Genel bazı tavsiyeler;

  • Kesinlikle sigara içilmemeli,
  • Lenf sistemi yetersiz olan kişilerin şişen uzuvları tedavi yapılarak normal düzeye gelebilir. Normale geldikten sonra bakımına özen gösterilmemesi farklı problemlere yol açabilir,
  • Kompresyon giysileri geceleri de dahil olmak üzere bütün gün giyilmelidir. Etkilenen uzuv geceleri kendi kendine iniyorsa o zaman giyilmeyebilir. Ancak tedaviyi takip eden ilke altı ay kesinlikle giyilmesi gerekir.
  • Etkilenmiş olan uzvun her ay bir defa ölçtürülmesi gerekmektedir. Belirgin bir değişklik söz konusu ise, doktora bildirilmelidir. Çünkü yeni bir kompresyon giysisine veya yardıma gereksinim olabilir.
  • Kompresyon giysisi, üreticinin tavsiyelerine göre değiştirilmesi gerekir. Gevşeklik varsa veya kolaylıkla giyilebiliyorsa ya kolun şişliği inmiştir ya da giysi genişlemiştir.

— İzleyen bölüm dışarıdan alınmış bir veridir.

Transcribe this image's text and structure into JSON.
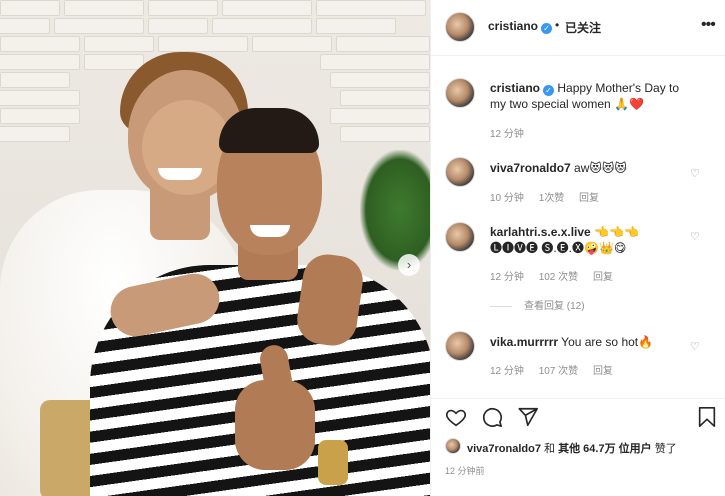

Bacakta ödem oluşmaması için yapılacaklar

Günlük hayatta;

  • Uzun müddet ayakta kalınmamalı,
  • Çıplak ayakla fazla dolaşılmamalı,
  • Ayağı sıkan ayakkabılar giyilmemeli,

Genel bakım;

  • Tıpkı kolda olduğu gibi tırnaklar kesilirken dikkatli olunmalı, istenmeyen tüyler alınacağı zaman tıraş makinesi kullanılmalı, alerjiyi tetikleyebilecek kozmetikler kullanılmalı ve ayak bakımına özen gösterilmelidir.
  • Ayak bileği pompalama egzersizleri yapılmalı,
  • Ayaklarda fabrikasyon üretim çoraplar kesinlikle kullanılmamalıdır.